Le fichier CSVM ci-dessous correspond à une table d’inventaire chimique, limitée à six lignes et cinq colonnes pour simplifier l’exemple. Cette table code pour : un numéro de rang (numero), une structure chimique (fichier), une masse moléculaire exacte (masse_exacte), un nom commun de molécule (nom), et une quantité (c’est-à-dire g ou mg) disponible de produit chimique en laboratoire (vrac) :

Les #HEADER, #TYPE et #WIDTH que l’on trouve pour chaque colonne de cette table, définissent un premier dialecte  SYS1. Si l’on souhaite transférer les données vers un autre système avec des conventions de nommage différentes (par exemple, pour préparer l’importation dans un SGBDR), nous définirons un autre dialecte, par exemple SYS2. Pour accomplir cette tâche, nous pouvons encoder un dictionnaire CSVM :

La seule différence avec un fichier CSVM ‘standard’ réside dans le fait que certains mots-clés précédés du caractère # apparaissent dans les deux dernières colonnes des blocs de données et de métadonnées. Ces deux colonnes (ordonnées 4 et 5 de gauche à droite) sont utilisées pour stocker les types de données des ensembles de traduction, tandis que les colonnes de données (ordonnées 1, 2 et 3) contiennent les données de l’ensemble de traduction. Le dictionnaire CSVM stocke les noms de colonnes utilisés dans SYS1 (colonne orange) et attendus dans SYS2 (colonne rose) ou dans un autre dialecte (ex: SYS1_UK, colonne verte). Il contient également les champs #TYPE et #WIDTH correspondant à chaque notion.

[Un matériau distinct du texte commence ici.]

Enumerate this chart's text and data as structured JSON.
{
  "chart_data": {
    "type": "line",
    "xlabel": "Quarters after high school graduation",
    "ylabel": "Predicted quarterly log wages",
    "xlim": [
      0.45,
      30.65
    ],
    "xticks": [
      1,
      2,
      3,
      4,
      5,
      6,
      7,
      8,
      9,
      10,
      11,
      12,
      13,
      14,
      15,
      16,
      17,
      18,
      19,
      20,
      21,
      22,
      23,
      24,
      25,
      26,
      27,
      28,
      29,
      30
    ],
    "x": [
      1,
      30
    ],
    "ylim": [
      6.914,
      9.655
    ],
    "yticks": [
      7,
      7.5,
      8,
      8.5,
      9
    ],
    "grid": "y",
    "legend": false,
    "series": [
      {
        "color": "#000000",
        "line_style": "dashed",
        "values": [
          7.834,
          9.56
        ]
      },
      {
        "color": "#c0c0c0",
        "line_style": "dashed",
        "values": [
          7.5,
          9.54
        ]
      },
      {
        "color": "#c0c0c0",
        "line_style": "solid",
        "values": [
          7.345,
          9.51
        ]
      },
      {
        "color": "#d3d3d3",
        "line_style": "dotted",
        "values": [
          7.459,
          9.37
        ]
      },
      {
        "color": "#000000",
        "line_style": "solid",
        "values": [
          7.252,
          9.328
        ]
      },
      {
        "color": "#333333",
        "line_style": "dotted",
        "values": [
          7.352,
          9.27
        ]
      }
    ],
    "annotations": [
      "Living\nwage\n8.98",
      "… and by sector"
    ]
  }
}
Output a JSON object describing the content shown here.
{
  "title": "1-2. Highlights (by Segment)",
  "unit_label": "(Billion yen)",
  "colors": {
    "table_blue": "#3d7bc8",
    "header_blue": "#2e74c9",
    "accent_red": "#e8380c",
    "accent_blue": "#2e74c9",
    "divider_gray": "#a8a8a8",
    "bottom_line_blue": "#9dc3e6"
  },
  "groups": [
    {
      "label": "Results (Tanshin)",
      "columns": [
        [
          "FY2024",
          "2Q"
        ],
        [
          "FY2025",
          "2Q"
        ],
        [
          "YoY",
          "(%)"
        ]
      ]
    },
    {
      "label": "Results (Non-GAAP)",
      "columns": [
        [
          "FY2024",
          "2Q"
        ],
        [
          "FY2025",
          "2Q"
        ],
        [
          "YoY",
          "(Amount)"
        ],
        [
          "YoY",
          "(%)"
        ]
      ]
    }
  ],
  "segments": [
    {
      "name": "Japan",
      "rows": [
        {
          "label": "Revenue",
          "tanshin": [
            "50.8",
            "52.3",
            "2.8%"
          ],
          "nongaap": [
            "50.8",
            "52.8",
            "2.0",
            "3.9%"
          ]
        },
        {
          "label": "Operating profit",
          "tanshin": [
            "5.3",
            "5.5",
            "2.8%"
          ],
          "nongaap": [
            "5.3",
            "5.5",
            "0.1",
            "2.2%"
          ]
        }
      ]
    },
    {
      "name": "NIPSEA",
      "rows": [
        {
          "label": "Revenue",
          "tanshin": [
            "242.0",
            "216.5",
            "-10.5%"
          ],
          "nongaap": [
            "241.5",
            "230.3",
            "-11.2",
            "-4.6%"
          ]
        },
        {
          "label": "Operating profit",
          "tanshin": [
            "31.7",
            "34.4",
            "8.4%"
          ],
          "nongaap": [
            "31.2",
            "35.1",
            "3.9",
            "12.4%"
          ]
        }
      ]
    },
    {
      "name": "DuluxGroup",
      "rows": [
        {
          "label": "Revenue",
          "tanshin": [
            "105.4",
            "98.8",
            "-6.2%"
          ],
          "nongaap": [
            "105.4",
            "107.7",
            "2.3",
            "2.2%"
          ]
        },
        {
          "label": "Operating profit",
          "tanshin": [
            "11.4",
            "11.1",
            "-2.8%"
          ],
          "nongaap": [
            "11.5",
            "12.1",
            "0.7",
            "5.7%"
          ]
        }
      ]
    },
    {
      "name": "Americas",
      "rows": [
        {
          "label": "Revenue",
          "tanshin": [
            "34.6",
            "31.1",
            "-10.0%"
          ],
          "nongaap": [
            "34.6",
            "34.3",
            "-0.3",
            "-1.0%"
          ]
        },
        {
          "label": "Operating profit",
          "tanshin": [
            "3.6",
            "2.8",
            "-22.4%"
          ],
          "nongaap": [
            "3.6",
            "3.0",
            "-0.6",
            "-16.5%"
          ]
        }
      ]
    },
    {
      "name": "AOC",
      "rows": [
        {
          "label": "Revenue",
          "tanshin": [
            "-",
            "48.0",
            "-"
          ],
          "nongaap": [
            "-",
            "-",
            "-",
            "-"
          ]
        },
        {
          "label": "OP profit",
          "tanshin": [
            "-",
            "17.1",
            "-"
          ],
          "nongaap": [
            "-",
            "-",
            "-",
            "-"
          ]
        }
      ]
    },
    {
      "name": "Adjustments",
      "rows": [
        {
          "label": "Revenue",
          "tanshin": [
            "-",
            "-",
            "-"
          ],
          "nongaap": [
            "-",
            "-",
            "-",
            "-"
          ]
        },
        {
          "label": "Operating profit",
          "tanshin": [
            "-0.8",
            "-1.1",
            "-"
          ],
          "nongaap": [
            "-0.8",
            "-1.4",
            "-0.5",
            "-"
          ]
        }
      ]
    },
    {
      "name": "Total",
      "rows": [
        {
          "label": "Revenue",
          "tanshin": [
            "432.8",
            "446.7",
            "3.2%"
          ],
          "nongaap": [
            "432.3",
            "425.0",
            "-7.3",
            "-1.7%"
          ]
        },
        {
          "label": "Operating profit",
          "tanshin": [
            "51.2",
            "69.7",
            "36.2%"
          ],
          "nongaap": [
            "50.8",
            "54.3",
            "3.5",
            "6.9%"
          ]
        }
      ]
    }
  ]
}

Ainsi, toutes les informations nécessaires à la conversion d’un fichier CSVM utilisant SYS1 vers un autre dialecte sont présentes, puisque les valeurs #HEADER, #TYPE et #WIDTH de SYS1 et SYS2 figurent dans ce dictionnaire. Comme il est possible qu’une colonne (#HEADER) s’appelle TYPE ou WIDTH … de manière à éviter toute confusion, les métadonnées type et width sont marquées dans le bloc de données (colonnes bleues) par le caractère #.

Un dictionnaire CSVM peut donc aussi être défini comme un moyen de stocker les métadonnées de n fichiers CSVM dans le bloc de données d’un autre fichier CSVM.

Le dictionnaire précédent définit donc trois dialectes, utilisables pour une traduction :

  • Jeu SYS1 : [numero, nom, fichier_mol, masse_exacte, vrac].
  • Jeu SYS2 : [ID, identificateur, MOLSTRUCTURE, , vrac].
  • Jeu SYS1_UK : traduction anglaise de SYS1 [number, name, molfile, mol.weight, quantity].